Finalmente i genitori potranno scegliere il cognome da dare ai propri figli. La Commissione Giustizia alla Camera approva il testo sul doppio cognome che sarà discusso prima del voto definitivo.

Finora una coppia sposata non poteva scegliere il cognome per il proprio figlio. Il cognome paterno veniva assegnato in automatico. Dopo numerose battaglie e
la bacchettata di Strasburgo, presso il Consiglio dei Ministri era stata scritta una bozza del ddl che avrebbe permesso ai genitori di assegnare il proprio cognome ai piccoli.

Ora un nuovo passo è stato fatto, e porrà l'Italia in linea con gli altri paesi europei. La commissione Giustizia di Montecitorio ha approvato il testo sul doppio cognome che abolisce l'obbligo del cognome paterno per i figli lasciando libertà di scelta. Il testo sul doppio cognome approderà lunedì in Aula per la discussione generale. Si spera di chiudere la questione entro la prossima settimana con il voto definitivo alla Camera. In questo modo, i genitori potranno finalmente scegliere senza alcuna discriminazione nei confronti di un membro della coppia.
Protezione solare neonati

Se il provvedimento sarà approvato,

il figlio potrà avere il cognome paterno o quello materno o entrambi. Se l'accordo non c'è, il figlio porterà il cognome di tutti e due i genitori in ordine alfabetico. In caso di un riconoscimento tardivo da parte di uno dei due genitori, il cognome si aggiunge solo se vi è il consenso dell'altro genitore e dello stesso minore se quattordicenne.
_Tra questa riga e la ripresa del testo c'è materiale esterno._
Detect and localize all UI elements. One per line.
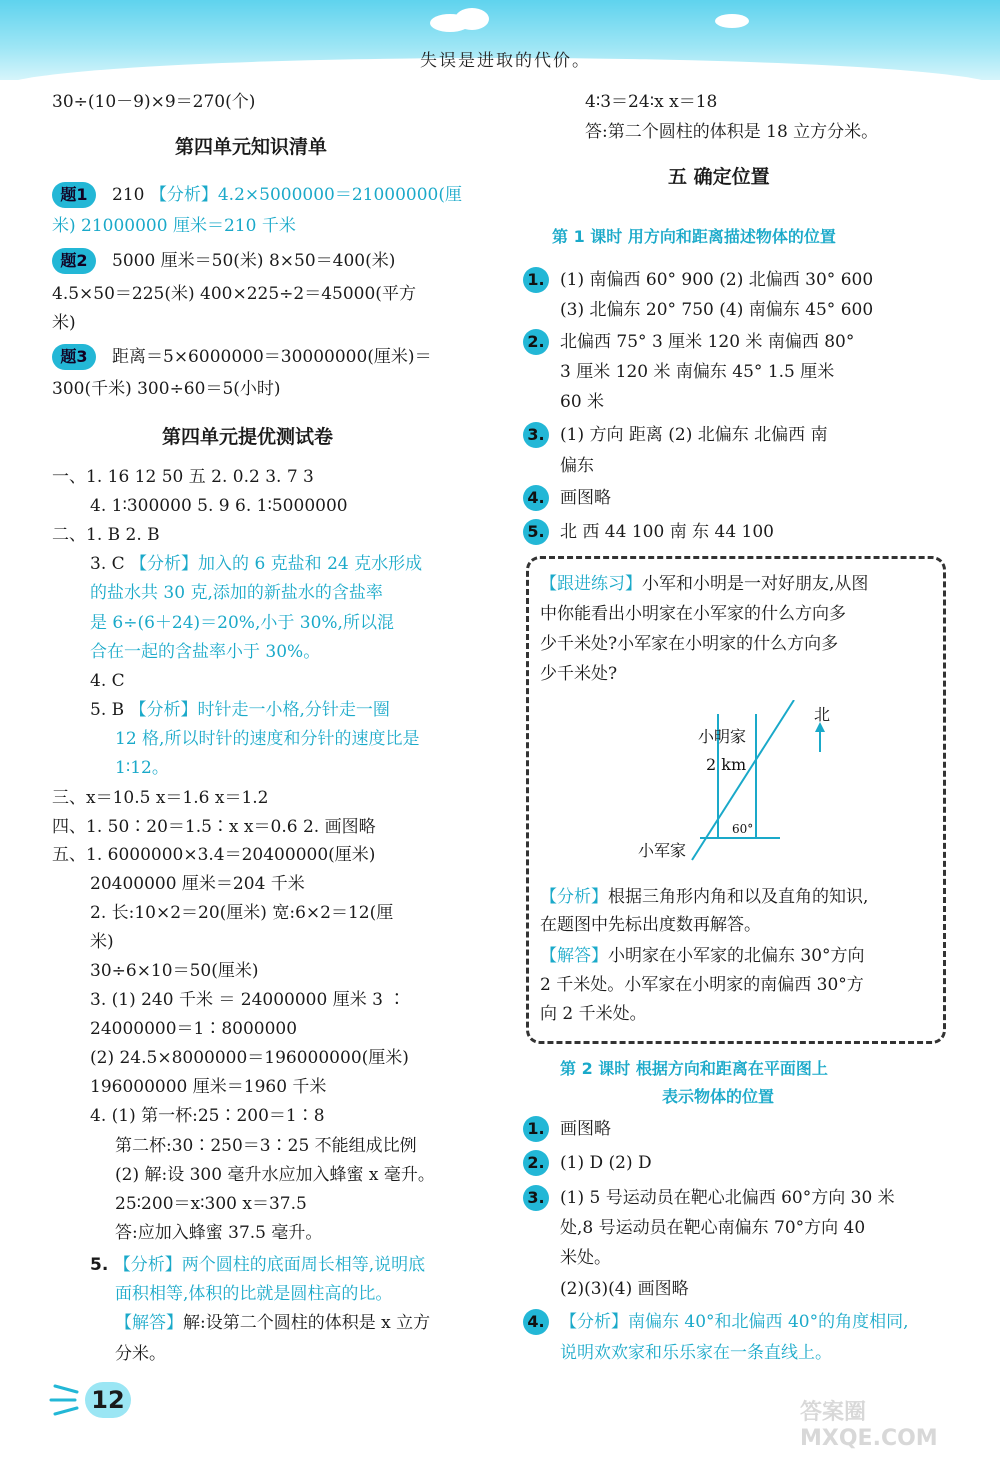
answer-line: 12 格,所以时针的速度和分针的速度比是 [115, 729, 420, 749]
lesson-title: 第 2 课时 根据方向和距离在平面图上 [560, 1059, 828, 1078]
answer-line: 25∶200＝x∶300 x＝37.5 [115, 1194, 307, 1214]
answer-line: (2)(3)(4) 画图略 [560, 1279, 689, 1299]
answer-line: 5000 厘米＝50(米) 8×50＝400(米) [112, 251, 396, 271]
answer-line: 二、1. B 2. B [52, 525, 160, 545]
label-angle: 60° [732, 822, 754, 836]
answer-line: 一、1. 16 12 50 五 2. 0.2 3. 7 3 [52, 467, 314, 487]
box-text: 少千米处?小军家在小明家的什么方向多 [540, 634, 839, 654]
box-text: 【解答】小明家在小军家的北偏东 30°方向 [540, 946, 865, 966]
number-badge: 3. [523, 422, 549, 448]
answer-line: 米处。 [560, 1248, 611, 1268]
answer-line: 处,8 号运动员在靶心南偏东 70°方向 40 [560, 1218, 866, 1238]
route-line [692, 700, 794, 860]
answer-line: 210 【分析】4.2×5000000＝21000000(厘 [112, 185, 463, 205]
number-badge: 2. [523, 329, 549, 355]
answer-line: 答:应加入蜂蜜 37.5 毫升。 [115, 1223, 323, 1243]
box-text: 少千米处? [540, 664, 618, 684]
answer-line: 4. 1∶300000 5. 9 6. 1∶5000000 [90, 496, 348, 516]
number-badge: 1. [523, 267, 549, 293]
cloud-icon [455, 8, 489, 30]
answer-line: 1∶12。 [115, 758, 169, 778]
answer-line: 四、1. 50∶20＝1.5∶x x＝0.6 2. 画图略 [52, 817, 376, 837]
answer-line: (2) 24.5×8000000＝196000000(厘米) [90, 1048, 409, 1068]
answer-line: 196000000 厘米＝1960 千米 [90, 1077, 327, 1097]
answer-line: 答:第二个圆柱的体积是 18 立方分米。 [585, 122, 879, 142]
section-title: 第四单元知识清单 [175, 136, 328, 158]
answer-line: (3) 北偏东 20° 750 (4) 南偏东 45° 600 [560, 300, 874, 320]
box-text: 在题图中先标出度数再解答。 [540, 915, 761, 935]
answer-line: 第二杯:30∶250＝3∶25 不能组成比例 [115, 1136, 417, 1156]
answer-line: 画图略 [560, 1119, 611, 1139]
label-distance: 2 km [706, 755, 747, 774]
answer-line: (1) 南偏西 60° 900 (2) 北偏西 30° 600 [560, 270, 874, 290]
number-badge: 4. [523, 1309, 549, 1335]
answer-line: 60 米 [560, 392, 605, 412]
box-text: 2 千米处。小军家在小明家的南偏西 30°方 [540, 975, 864, 995]
answer-line: 北 西 44 100 南 东 44 100 [560, 522, 774, 542]
answer-line: 五、1. 6000000×3.4＝20400000(厘米) [52, 845, 376, 865]
answer-line: 300(千米) 300÷60＝5(小时) [52, 379, 281, 399]
cloud-icon [715, 14, 749, 28]
unit-title: 五 确定位置 [668, 166, 770, 188]
box-text: 【分析】根据三角形内角和以及直角的知识, [540, 887, 869, 907]
watermark: 答案圈 MXQE.COM [800, 1400, 938, 1451]
answer-line: 画图略 [560, 488, 611, 508]
page-number: 12 [85, 1382, 131, 1418]
answer-line: 4.5×50＝225(米) 400×225÷2＝45000(平方 [52, 284, 416, 304]
number-badge: 1. [523, 1116, 549, 1142]
question-label: 题1 [52, 182, 96, 208]
answer-line: 三、x＝10.5 x＝1.6 x＝1.2 [52, 788, 269, 808]
label-north: 北 [814, 705, 831, 724]
answer-line: (1) 5 号运动员在靶心北偏西 60°方向 30 米 [560, 1188, 895, 1208]
question-label: 题2 [52, 248, 96, 274]
top-equation: 30÷(10－9)×9＝270(个) [52, 92, 256, 112]
answer-line: (1) 方向 距离 (2) 北偏东 北偏西 南 [560, 425, 828, 445]
answer-line: 4∶3＝24∶x x＝18 [585, 92, 718, 112]
question-label: 题3 [52, 344, 96, 370]
page-header [0, 0, 1000, 80]
direction-diagram [630, 700, 860, 870]
answer-line: (1) D (2) D [560, 1153, 652, 1173]
number-badge: 2. [523, 1150, 549, 1176]
answer-line: 3 厘米 120 米 南偏东 45° 1.5 厘米 [560, 362, 835, 382]
label-xiaojun: 小军家 [638, 841, 687, 860]
number-badge: 4. [523, 485, 549, 511]
page-number-decoration-icon [45, 1378, 85, 1422]
answer-line: 米) [52, 313, 76, 333]
answer-line: 5. B 【分析】时针走一小格,分针走一圈 [90, 700, 390, 720]
answer-line: 合在一起的含盐率小于 30%。 [90, 642, 321, 662]
lesson-title: 第 1 课时 用方向和距离描述物体的位置 [552, 227, 836, 246]
label-xiaoming: 小明家 [698, 727, 747, 746]
answer-line: 说明欢欢家和乐乐家在一条直线上。 [560, 1343, 832, 1363]
answer-line: 北偏西 75° 3 厘米 120 米 南偏西 80° [560, 332, 855, 352]
answer-line: 分米。 [115, 1344, 166, 1364]
answer-line: 3. C 【分析】加入的 6 克盐和 24 克水形成 [90, 554, 423, 574]
answer-line: 面积相等,体积的比就是圆柱高的比。 [115, 1284, 393, 1304]
answer-line: 2. 长:10×2＝20(厘米) 宽:6×2＝12(厘 [90, 903, 394, 923]
answer-line: 20400000 厘米＝204 千米 [90, 874, 305, 894]
answer-line: 米) 21000000 厘米＝210 千米 [52, 216, 296, 236]
answer-line: 的盐水共 30 克,添加的新盐水的含盐率 [90, 583, 383, 603]
section-title: 第四单元提优测试卷 [162, 426, 334, 448]
answer-line: 5. 【分析】两个圆柱的底面周长相等,说明底 [90, 1255, 426, 1275]
answer-line: 是 6÷(6＋24)＝20%,小于 30%,所以混 [90, 613, 394, 633]
answer-line: 米) [90, 932, 114, 952]
header-motto: 失误是进取的代价。 [420, 51, 591, 71]
answer-line: 3. (1) 240 千米 ＝ 24000000 厘米 3 ∶ [90, 990, 406, 1010]
answer-line: 距离＝5×6000000＝30000000(厘米)＝ [112, 347, 432, 367]
answer-line: 【解答】解:设第二个圆柱的体积是 x 立方 [115, 1313, 431, 1333]
number-badge: 3. [523, 1185, 549, 1211]
answer-line: 【分析】南偏东 40°和北偏西 40°的角度相同, [560, 1312, 909, 1332]
box-text: 向 2 千米处。 [540, 1004, 647, 1024]
box-text: 【跟进练习】小军和小明是一对好朋友,从图 [540, 574, 869, 594]
answer-line: 24000000＝1∶8000000 [90, 1019, 298, 1039]
answer-line: 4. C [90, 671, 125, 691]
box-text: 中你能看出小明家在小军家的什么方向多 [540, 604, 846, 624]
answer-line: (2) 解:设 300 毫升水应加入蜂蜜 x 毫升。 [115, 1165, 435, 1185]
answer-line: 4. (1) 第一杯:25∶200＝1∶8 [90, 1106, 325, 1126]
answer-line: 偏东 [560, 456, 594, 476]
lesson-title: 表示物体的位置 [662, 1087, 775, 1106]
answer-line: 30÷6×10＝50(厘米) [90, 961, 259, 981]
number-badge: 5. [523, 519, 549, 545]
Purtroppo le nuove regole non saranno immediatamente operative. L'applicazione è infatti subordinata all'entrata in vigore del regolamento che deve adeguare l'ordinamento dello stato civile. Il ministero dell'Interno ha un anno di tempo per occuparsene.

Quindi bisognerà avere ancora ulteriore pazienza. Ma in Italia siamo abituati a dovere aspettare (e invecchiare) prima che i cambiamenti diventino effettivi. Ma una cosa è certa, siamo sulla strada giusta per superare l’obbligo del cognome paterno, simbolo di un retaggio patriarcale e oramai fuori del tempo.